Any thoughts on travel or accommodation this weekend? I would really like to catch the Sunday activities, but I do need to attend classes Friday and Monday. Is it feasible to make the journey affordably during a 72 hour window? Will I be able to find a place to stay just by showing up? Any thoughts or experiences welcome.
My only thought is that you would need to fly.
@tigertiger
I agree with you. Otherwise you will spend more than half you time on a bus getting there and back, most likely a sleeper bus. It is longer a trip than it appears on a map.
I flew to Lin Cang a week ago and it cost me 550 yuan one way - you can get a cheaper flight to Bangkok!
Accomodation in Jinghong likely to involve inflated prices right now. Anyway, for the 'Water Splashing Festival', which in fact has Theravada Buddhist religious meaning and is not just playtime for tourists (and it has strong playtime elements, which can get a little rough), I'd strongly advise Laos or Thailand, not Jinghong. However, I don't think fly-down/fly back in 2 days is worth it.
@Alien,
Laos & Thailand also have the Water Splashing Festival? How does it differ? Which part of Thailand and what dates?
The official water splashing activity takes place on Tuesday April 15, 2014
It's actually quite an important event in Thailand.

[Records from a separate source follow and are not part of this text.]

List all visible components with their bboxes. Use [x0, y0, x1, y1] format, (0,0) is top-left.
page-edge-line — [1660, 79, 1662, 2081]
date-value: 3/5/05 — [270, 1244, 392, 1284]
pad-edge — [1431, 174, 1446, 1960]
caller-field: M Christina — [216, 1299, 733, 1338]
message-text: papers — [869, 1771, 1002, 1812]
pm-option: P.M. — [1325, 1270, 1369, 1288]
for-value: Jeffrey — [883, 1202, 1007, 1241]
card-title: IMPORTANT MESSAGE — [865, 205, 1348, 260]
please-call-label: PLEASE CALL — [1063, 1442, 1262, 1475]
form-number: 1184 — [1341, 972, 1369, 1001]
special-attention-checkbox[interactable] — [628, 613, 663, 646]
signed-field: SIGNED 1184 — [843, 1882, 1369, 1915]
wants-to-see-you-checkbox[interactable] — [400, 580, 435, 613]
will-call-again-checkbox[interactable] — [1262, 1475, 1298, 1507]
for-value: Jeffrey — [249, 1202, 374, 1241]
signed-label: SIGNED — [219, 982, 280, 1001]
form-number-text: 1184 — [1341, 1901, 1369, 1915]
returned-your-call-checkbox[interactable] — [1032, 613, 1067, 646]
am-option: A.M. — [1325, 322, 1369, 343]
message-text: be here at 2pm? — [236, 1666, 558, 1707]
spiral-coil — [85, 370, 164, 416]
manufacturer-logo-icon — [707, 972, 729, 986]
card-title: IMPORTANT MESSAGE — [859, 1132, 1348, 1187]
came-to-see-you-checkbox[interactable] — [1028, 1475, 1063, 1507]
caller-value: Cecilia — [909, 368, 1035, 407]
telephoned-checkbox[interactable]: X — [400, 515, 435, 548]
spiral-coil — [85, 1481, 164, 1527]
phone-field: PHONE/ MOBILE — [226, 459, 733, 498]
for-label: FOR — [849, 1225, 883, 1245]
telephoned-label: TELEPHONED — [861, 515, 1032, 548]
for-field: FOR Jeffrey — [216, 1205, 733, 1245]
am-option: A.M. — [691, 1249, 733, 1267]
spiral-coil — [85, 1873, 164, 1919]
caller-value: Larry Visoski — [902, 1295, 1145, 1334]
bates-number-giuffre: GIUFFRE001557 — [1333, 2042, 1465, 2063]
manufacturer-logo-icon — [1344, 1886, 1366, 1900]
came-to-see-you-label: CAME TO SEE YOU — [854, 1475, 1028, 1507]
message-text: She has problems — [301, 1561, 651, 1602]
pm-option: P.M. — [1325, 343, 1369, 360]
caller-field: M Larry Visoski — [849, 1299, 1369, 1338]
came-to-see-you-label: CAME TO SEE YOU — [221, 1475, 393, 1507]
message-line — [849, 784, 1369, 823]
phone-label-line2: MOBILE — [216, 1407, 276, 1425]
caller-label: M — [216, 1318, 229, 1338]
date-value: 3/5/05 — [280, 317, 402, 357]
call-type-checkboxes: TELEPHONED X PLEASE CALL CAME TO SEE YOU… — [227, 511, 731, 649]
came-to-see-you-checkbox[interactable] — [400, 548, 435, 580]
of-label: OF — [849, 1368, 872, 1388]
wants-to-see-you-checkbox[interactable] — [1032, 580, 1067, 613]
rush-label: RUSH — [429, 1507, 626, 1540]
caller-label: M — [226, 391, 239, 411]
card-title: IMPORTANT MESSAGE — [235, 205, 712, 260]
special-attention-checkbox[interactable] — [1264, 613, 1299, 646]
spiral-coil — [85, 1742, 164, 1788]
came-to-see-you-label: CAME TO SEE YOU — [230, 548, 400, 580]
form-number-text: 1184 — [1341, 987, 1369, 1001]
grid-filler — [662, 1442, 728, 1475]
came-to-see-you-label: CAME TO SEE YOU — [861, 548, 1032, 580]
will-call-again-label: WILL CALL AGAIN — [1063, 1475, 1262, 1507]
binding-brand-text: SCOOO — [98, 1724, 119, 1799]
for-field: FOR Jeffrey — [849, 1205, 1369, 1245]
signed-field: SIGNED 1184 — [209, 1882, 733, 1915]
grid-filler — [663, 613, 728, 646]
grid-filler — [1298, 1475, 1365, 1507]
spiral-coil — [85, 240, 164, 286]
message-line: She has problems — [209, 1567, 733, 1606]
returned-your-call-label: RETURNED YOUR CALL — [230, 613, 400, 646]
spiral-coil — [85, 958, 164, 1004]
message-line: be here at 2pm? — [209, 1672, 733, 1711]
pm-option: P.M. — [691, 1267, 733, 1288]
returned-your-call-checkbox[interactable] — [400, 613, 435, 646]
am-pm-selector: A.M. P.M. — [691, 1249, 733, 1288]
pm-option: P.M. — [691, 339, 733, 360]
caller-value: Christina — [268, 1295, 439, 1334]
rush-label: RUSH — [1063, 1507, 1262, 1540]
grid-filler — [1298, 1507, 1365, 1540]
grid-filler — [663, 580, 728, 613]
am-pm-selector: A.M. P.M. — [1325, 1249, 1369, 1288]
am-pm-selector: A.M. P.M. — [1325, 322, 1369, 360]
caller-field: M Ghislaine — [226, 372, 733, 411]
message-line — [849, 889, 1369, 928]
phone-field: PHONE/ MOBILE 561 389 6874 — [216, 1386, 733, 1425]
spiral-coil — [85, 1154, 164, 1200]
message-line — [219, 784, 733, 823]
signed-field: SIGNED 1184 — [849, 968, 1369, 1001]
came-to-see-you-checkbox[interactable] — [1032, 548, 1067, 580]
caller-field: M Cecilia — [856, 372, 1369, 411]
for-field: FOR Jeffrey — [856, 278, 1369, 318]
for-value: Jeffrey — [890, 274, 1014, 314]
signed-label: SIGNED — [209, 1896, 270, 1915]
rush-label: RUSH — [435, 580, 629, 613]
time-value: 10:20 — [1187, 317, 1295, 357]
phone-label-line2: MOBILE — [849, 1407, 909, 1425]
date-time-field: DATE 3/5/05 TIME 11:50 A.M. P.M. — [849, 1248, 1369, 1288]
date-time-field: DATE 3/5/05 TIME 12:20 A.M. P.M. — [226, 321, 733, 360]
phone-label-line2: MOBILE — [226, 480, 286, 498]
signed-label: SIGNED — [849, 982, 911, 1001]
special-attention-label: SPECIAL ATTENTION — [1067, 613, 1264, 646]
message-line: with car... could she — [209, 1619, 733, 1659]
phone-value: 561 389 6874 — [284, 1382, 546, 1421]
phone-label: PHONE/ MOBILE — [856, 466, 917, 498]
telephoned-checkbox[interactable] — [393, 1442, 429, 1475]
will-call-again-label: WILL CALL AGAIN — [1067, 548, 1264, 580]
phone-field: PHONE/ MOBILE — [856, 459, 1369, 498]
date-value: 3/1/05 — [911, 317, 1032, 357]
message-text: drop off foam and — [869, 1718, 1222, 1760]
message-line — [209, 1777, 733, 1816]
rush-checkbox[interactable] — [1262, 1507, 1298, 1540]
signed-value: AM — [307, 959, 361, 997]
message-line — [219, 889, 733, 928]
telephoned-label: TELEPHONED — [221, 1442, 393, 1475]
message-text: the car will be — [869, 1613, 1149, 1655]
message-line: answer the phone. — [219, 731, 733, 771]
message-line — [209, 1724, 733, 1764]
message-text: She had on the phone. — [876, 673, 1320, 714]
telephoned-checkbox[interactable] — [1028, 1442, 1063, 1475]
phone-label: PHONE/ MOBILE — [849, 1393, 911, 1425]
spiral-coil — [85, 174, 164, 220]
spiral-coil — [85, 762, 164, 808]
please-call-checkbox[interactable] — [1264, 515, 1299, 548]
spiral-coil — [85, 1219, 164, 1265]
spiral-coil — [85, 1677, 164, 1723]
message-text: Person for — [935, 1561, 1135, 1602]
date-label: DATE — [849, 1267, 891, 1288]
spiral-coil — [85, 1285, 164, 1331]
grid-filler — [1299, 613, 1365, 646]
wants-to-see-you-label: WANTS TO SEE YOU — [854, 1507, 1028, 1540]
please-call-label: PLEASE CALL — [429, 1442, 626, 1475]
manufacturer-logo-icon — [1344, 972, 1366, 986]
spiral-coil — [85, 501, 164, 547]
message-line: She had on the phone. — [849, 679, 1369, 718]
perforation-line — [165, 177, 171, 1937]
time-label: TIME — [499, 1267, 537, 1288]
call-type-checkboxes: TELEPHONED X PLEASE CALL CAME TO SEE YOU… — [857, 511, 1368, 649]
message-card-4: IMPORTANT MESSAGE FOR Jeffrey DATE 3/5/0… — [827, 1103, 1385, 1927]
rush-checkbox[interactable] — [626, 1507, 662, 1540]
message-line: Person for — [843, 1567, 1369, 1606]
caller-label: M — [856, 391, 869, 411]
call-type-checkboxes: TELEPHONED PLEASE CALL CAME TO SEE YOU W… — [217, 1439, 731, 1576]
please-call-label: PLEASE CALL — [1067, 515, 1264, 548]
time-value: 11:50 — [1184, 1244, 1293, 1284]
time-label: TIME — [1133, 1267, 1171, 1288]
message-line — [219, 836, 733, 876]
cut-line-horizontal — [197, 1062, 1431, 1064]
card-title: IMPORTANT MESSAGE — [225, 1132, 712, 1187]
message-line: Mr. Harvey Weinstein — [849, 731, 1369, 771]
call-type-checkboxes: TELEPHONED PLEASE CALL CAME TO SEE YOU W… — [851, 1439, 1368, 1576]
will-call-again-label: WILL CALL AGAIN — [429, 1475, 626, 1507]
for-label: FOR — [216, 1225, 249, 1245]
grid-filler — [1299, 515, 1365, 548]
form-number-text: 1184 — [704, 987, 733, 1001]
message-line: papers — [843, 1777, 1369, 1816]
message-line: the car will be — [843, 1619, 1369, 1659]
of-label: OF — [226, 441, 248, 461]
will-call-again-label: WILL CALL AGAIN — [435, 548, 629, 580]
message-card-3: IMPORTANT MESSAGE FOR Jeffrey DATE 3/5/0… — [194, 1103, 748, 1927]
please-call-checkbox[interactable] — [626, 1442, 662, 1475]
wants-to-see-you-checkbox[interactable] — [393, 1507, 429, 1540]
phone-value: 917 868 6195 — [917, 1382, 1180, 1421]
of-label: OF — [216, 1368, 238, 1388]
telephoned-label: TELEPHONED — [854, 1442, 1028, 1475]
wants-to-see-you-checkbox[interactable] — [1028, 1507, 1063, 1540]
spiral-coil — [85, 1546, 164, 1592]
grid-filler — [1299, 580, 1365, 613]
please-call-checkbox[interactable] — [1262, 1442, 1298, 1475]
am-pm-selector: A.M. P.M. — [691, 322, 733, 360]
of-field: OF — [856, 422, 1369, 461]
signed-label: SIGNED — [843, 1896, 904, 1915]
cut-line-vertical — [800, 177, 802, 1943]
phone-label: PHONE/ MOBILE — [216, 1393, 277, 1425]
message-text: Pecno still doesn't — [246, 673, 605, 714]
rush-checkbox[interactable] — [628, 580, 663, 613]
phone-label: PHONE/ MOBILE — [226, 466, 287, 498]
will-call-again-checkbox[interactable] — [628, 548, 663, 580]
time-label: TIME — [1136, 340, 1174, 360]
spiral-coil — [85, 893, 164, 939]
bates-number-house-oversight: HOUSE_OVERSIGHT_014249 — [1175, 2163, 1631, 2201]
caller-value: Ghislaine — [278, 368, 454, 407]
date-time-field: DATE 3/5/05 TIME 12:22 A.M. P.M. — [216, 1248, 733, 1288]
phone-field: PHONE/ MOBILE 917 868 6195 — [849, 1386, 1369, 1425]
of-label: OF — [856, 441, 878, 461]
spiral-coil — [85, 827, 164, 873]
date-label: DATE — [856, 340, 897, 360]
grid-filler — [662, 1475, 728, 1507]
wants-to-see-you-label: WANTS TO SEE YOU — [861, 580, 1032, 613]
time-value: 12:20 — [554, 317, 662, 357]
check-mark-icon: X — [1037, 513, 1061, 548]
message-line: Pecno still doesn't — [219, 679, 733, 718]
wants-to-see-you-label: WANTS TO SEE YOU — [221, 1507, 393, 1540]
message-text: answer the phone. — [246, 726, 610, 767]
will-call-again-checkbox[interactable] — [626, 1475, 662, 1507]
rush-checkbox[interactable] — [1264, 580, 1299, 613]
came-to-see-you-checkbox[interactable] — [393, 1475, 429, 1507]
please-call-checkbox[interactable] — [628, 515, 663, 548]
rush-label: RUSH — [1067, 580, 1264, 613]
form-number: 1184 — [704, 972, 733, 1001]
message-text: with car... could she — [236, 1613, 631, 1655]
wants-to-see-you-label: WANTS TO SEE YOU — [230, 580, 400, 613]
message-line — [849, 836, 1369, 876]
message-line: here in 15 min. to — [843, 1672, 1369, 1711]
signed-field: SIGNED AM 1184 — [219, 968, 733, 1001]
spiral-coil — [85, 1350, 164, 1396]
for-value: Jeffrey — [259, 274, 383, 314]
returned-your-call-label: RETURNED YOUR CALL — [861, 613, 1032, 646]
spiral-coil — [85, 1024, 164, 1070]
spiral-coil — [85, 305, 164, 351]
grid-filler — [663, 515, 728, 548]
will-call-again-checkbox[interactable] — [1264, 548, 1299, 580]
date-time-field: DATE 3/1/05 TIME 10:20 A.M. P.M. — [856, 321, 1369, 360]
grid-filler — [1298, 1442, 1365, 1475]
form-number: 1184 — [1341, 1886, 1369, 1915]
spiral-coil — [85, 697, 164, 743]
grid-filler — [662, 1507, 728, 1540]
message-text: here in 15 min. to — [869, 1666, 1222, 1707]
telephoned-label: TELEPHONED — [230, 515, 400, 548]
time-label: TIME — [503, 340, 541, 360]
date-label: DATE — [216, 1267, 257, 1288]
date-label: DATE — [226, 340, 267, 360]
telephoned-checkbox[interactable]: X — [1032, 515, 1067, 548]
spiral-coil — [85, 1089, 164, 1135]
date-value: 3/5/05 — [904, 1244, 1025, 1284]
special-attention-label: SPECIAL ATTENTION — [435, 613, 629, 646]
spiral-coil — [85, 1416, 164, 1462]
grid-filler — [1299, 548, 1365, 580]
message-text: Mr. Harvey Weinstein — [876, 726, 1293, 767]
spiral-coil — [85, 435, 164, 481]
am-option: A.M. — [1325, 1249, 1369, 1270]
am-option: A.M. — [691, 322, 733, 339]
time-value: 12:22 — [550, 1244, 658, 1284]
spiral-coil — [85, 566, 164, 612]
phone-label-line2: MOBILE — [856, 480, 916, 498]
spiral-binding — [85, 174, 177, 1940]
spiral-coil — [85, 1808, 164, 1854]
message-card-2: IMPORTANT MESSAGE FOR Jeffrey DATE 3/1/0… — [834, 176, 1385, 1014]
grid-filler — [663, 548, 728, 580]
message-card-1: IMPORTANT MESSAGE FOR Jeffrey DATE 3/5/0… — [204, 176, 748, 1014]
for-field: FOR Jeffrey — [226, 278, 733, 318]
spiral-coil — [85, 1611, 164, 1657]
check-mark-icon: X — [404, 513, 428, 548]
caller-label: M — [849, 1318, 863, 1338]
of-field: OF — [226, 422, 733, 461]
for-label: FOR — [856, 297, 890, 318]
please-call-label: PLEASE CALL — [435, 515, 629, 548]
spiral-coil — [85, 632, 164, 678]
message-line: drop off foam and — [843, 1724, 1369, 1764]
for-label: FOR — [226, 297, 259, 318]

More dates here: en.wikipedia.org/wiki/Water_Festival#List_of_Water_of_Festival
The 'Water-Splashing Festival' is celebrated everywhere there are Tai Buddhists (the word Tai is the usual spelling in English for people of a broad ethno-linguistic category of peoples which includes the Thai (of Thailand)), the lowland Lao, the Dai of Xishuangbanna and Dehong in China, and the Tai of the Shan state in Myanmar. I'm pretty sure it is also celebrated among Tai-speaking people in Northeast India, and among the Zhuang (also ethno-linguistically Tai) in China's Guangxi Province. In Thailand the festival is called Songkran; in Laos it is called Piimai Lao (Lao New Year). The festival has Theravada Buddhist significance, and much of this religious significance is lacking in the public displays of water-splashing conducted, with an eye on the tourist dollar, in China.
People go to the wats (Theravada Buddhist monastery-temples) to pay respects to the monks, and this is a means for making Buddhist merit for Buddhist laymen. This religious element, the basis of the festival itself, is downplayed in China, but you can see it virtually anywhere in Laos or Thailand. I think the Burmans (majority population of Myanmar) also celebrate it, in addition to the Tai of the Shan states. People respectfully splash the monks a little in the street as the walk past, but everywhere I know that it is celebrated there is also a great deal of fun water-splashing, etc., among laymen, and it can get a bit rough - don't expect to stay dry.